Sunday, April 22, 2012

mr. middle class on jobs.

Hello everyone,

I am mr. middle class.  I make 50,000 dollars a year and have a wife and 2 kids.  I studied economics in college at a state university.  I have been following the news and I have been hearing a lot about "job creators".  Supposedly the people making millions of dollars a year are "job creators".  We have a free market, right?  So these guys really aren't job creators.  It's people like me, mr. middle class.


What stipulates a job?  In the service industry, it is demand for that service.  In production and manufacturing, it is production of a good.  When there is an increase in demand, employers are going to want to create more of a supply.  When they do this, they increase their workforce because more workers are needed to supply that good.  What drives demand?  Why it's people like me, mr. middle class.  It's not the rich with their money. They sit on it or buy things that don't truly create jobs or help the economy (like Buffett's example of hiring people to paint portraits not doing anything for the economy).  The middle class is the biggest sector of the market of buyers and they are the ones that are buying the most goods, creating the most jobs. Economists generally agree that me and the other mr. middle class' drive demand.
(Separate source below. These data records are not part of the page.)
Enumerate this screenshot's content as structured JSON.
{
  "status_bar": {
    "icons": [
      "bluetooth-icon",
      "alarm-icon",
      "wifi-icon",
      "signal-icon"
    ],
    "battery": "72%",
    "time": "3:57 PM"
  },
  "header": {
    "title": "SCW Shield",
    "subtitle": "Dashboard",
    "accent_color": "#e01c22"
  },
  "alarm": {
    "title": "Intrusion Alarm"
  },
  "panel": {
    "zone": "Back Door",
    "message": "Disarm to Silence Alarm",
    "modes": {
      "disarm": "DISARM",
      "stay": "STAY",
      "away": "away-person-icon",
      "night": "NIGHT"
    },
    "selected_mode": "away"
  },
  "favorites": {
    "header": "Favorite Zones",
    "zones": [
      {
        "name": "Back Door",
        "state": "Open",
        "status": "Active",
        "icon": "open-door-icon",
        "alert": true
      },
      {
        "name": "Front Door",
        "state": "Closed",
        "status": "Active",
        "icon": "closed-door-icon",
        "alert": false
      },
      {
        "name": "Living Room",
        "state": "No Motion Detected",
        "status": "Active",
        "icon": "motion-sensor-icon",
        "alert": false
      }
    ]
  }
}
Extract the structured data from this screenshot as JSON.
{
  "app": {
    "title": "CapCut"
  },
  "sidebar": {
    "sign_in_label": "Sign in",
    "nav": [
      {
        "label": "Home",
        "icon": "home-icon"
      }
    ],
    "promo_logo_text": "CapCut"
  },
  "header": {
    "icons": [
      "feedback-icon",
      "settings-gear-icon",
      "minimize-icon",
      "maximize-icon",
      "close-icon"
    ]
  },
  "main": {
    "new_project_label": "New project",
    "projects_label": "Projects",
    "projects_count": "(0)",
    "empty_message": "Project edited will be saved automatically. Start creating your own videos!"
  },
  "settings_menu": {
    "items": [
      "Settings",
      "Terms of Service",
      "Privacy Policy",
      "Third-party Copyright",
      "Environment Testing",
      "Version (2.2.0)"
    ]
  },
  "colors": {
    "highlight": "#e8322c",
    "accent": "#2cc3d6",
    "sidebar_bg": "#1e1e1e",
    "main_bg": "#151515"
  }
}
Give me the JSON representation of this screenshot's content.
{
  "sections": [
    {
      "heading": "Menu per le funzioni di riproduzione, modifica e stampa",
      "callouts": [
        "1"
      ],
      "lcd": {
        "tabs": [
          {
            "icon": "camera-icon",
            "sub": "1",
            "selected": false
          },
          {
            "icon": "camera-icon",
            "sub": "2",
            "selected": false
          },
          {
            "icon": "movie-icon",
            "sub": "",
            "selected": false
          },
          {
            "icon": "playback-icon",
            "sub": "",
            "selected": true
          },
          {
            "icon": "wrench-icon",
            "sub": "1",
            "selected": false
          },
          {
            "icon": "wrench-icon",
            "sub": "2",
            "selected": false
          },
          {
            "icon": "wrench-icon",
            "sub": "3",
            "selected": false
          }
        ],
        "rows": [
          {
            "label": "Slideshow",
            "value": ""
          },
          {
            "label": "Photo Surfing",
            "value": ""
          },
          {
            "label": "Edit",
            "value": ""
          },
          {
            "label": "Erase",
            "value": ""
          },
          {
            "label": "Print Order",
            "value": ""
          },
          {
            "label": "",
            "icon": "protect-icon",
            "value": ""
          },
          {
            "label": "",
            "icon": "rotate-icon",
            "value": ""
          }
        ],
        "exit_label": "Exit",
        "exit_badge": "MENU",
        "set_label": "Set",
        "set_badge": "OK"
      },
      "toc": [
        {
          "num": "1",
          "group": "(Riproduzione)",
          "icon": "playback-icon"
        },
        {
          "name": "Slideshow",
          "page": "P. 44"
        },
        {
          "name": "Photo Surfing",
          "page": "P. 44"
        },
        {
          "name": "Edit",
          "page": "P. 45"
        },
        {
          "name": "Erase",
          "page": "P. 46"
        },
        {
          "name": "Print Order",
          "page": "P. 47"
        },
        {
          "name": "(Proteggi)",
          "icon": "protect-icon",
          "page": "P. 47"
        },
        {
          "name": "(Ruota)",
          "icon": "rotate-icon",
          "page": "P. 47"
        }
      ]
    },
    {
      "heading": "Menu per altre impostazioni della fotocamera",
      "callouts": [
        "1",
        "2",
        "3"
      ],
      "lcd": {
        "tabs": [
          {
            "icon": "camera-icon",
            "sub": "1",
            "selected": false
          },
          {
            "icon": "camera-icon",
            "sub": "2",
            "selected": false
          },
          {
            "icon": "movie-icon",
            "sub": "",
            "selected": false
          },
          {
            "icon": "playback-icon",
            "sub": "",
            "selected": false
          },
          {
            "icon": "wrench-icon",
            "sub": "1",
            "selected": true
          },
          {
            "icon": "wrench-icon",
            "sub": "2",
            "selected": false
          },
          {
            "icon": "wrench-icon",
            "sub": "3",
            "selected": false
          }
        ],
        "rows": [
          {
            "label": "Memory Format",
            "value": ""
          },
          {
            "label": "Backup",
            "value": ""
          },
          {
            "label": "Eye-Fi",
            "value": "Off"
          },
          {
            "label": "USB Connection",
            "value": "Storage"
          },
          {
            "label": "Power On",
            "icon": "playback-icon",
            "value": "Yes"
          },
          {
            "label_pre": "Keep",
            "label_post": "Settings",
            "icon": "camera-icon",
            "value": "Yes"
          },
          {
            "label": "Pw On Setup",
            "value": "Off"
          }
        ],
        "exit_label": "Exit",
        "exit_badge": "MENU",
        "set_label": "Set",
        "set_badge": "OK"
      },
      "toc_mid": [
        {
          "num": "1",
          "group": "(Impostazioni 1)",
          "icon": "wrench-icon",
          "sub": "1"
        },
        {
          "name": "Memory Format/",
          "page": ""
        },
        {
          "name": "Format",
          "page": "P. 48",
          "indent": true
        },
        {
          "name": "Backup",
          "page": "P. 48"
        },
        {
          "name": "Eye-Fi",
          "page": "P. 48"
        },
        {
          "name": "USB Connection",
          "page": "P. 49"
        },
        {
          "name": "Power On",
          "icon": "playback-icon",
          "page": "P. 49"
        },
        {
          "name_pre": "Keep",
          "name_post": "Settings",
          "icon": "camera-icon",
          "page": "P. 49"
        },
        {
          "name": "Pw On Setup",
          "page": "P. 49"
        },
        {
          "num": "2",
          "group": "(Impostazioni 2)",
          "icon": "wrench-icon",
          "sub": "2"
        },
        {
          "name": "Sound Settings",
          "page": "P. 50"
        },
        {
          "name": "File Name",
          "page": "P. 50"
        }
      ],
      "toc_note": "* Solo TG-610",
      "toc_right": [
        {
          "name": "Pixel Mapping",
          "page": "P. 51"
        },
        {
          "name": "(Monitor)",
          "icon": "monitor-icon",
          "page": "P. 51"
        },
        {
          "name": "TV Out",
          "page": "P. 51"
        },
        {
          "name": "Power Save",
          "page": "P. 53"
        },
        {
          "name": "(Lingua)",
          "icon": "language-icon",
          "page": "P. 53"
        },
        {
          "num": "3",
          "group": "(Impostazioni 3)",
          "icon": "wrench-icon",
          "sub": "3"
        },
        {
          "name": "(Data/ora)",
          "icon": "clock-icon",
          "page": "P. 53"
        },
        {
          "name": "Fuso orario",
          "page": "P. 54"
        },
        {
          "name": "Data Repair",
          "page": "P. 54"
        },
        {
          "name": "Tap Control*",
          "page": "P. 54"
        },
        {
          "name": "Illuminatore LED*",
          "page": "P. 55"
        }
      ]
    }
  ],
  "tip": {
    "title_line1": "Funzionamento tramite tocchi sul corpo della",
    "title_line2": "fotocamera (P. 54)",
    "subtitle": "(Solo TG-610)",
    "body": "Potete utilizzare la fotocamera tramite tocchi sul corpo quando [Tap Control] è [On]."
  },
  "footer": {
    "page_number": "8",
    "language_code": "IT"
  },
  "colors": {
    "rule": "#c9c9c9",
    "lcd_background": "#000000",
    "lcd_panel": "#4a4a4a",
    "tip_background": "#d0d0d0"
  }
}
I already mentioned what determines the supply of a job.  Now, who specifically is "creating" the job.  This is where the term "job creators" comes in.  Supposedly, all rich people (making over $1 million) are involved in the decision to hire new workers and therefore we can't tax  them because they create jobs.  Labor is the supply to create a good and if a worker quits or gets fired, they can be replaced.  However, the position in some cases is not refilled.  The worker does have some limited control over the supply of his own labor.  Since most of people supplying labor are middle class, they are also going to be driving the demand.  If enough people like mr middle class lose their jobs, the demand is going to plummet until things get fixed.

The taxes on the job creators them are low and they are the only ones in the current economic state receiving wages.  Unemployment is still at an extreme high, and the "job creators" are getting raises.  There doesn't seem to be much logic in that.  There are tax cuts on the "job creators" but more taxes and little raise on the middle class.  There are no jobs being "created" because the breed of mr. middle class is dying and has less income (relative to inflation) to spend than under Reagan.  Demand for goods is shrinking and therefore, there aren't going to be any jobs created due to there not being a need for supply.  In a world with logical government policy, mr. middle class has the power but policy favors the rich so the power is taken away.